Vous considérez, comme le Président Emmanuel Macron(3), que nous devons adopter une économie de guerre. Cela signifie-t-il concrètement que nous sommes la base arrière de l’Ukraine pour lui fournir des armes et munitions qu’elle ne peut fabriquer en quantité suffisante, lorsque l’on sait que la Russie tire plus de 20 000 obus par jour en Ukraine ?


L’économie de guerre induit de remettre la capacité de production d’armements au cœur de nos préoccupations et de nos stratégies. Il semble que l’industrie de défense française soit entrée, déjà depuis plusieurs mois, en économie de guerre avec un redimensionnement de toute la chaîne d’approvisionnement, jusqu’aux composants et matériaux critiques. L’entreprise Eurenco a par exemple relocalisé sa production à Bergerac, avec une capacité supérieure aux besoins de l’armée française. Êtes-vous confiant quant aux avancées déjà réalisées par la France sur sa stratégie de défense et son déploiement ?

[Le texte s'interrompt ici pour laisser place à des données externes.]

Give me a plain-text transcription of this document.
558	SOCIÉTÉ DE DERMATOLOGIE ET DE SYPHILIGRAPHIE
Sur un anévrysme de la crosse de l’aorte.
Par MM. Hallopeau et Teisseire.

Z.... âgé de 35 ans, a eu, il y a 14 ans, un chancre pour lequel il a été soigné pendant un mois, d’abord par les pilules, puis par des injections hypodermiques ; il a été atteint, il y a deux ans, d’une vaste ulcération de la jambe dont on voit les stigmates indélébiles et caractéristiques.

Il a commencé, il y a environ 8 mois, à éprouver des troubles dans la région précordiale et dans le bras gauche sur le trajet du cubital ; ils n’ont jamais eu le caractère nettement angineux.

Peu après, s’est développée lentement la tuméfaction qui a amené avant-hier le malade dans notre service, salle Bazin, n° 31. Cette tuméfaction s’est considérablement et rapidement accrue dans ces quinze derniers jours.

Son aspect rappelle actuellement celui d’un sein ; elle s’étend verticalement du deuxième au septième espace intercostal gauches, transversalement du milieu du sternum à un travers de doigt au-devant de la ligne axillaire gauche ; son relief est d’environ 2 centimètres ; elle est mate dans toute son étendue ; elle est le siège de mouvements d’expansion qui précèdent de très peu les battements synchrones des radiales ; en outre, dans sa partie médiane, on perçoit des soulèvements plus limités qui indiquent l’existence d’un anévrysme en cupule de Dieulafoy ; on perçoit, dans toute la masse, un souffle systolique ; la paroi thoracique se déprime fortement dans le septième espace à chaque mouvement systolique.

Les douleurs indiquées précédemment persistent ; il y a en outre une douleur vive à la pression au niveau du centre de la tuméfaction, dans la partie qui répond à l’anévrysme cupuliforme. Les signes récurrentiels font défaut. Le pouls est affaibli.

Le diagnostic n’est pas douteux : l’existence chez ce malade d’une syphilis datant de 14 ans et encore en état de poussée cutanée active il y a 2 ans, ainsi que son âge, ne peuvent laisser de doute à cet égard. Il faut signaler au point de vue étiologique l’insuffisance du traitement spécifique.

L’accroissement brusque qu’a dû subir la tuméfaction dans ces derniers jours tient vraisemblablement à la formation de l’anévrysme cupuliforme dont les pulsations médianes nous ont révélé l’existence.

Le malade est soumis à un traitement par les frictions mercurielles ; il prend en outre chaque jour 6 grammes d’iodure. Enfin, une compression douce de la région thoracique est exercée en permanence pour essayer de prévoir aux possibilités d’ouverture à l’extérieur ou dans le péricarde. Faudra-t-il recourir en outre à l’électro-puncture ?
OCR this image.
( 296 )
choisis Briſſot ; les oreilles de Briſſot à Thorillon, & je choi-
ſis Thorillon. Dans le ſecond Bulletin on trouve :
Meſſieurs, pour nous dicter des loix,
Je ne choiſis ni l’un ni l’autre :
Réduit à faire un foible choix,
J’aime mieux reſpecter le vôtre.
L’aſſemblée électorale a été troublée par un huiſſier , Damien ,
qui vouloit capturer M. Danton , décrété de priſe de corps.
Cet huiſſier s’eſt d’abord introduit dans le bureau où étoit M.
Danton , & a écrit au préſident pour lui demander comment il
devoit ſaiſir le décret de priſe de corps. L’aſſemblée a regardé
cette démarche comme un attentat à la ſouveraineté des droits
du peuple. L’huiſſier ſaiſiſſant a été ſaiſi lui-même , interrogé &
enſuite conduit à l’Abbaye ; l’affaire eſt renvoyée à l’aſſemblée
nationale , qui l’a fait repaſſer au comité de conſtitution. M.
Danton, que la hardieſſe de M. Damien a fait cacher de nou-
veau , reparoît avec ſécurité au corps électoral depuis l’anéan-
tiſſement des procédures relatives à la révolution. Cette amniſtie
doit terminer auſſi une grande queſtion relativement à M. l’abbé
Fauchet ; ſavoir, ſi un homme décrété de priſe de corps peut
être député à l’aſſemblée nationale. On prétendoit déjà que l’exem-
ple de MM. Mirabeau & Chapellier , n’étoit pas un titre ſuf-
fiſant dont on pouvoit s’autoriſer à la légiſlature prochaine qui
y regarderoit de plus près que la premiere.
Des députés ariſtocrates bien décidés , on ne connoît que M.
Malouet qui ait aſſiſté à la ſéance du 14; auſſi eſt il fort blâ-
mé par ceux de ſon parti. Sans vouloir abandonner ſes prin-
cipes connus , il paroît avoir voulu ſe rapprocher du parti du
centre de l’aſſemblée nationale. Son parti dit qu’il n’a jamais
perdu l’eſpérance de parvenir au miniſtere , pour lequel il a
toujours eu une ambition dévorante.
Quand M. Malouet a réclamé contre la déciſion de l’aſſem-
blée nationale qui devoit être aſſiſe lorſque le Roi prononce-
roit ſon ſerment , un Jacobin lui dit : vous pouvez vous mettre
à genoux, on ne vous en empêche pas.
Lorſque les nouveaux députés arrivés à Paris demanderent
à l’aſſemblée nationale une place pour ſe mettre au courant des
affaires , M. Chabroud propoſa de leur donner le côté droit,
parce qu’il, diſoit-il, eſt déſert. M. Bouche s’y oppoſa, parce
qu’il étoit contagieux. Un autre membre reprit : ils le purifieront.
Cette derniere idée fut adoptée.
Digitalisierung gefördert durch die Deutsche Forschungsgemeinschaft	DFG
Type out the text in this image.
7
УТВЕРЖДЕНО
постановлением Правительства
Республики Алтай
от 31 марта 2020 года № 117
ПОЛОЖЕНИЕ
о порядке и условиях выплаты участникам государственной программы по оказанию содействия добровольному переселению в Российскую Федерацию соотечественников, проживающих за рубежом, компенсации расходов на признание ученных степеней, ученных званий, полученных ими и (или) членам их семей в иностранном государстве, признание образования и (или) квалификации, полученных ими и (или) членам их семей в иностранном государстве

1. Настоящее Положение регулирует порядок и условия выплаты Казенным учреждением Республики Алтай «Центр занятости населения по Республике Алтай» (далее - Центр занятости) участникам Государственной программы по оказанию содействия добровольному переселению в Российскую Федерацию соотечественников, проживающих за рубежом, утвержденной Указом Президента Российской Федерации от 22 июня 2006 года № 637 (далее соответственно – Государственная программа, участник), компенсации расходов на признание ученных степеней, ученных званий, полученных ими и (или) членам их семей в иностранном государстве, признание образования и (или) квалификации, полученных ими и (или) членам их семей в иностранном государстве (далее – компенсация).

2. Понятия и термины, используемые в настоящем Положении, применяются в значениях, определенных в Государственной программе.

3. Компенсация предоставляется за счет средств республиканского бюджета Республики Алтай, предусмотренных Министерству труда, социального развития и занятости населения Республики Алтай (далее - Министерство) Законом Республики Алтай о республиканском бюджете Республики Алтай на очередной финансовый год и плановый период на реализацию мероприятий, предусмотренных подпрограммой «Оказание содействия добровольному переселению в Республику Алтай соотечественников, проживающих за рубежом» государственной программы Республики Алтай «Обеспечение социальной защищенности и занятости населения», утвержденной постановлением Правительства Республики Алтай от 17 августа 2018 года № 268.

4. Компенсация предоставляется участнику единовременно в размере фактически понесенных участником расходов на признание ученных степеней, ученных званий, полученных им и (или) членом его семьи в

Il est important de dire que le défi que nous avons à relever dépasse le prisme franco-français. Le Président Tchèque Petr Pavel, a récemment déclaré(4) que son ministère de la Défense avait identifié 800 000 unités de munitions disponibles, qui pourraient être livrées à l’Ukraine dans des délais très courts pour contrebalancer les faibles capacités de production des États européens. La Première ministre danoise, Mette Frederiksen, va pour sa part transférer l’intégralité du stock de munitions de son pays à l'Ukraine(5) et appelle les autres Etats membres à la suivre. Vous estimez que l’Union européenne doit coordonner l’accroissement des capacités de production de tous les pays, en absorbant, si nécessaire, le coût pour les Nations et les entreprises, tout en évitant les doublons grâce à la mutualisation des achats des États membres. Comment prioriser l’industrie européenne sur l’industrie américaine par exemple ? Imaginez-vous la création d’un European Buy Act à cette occasion ?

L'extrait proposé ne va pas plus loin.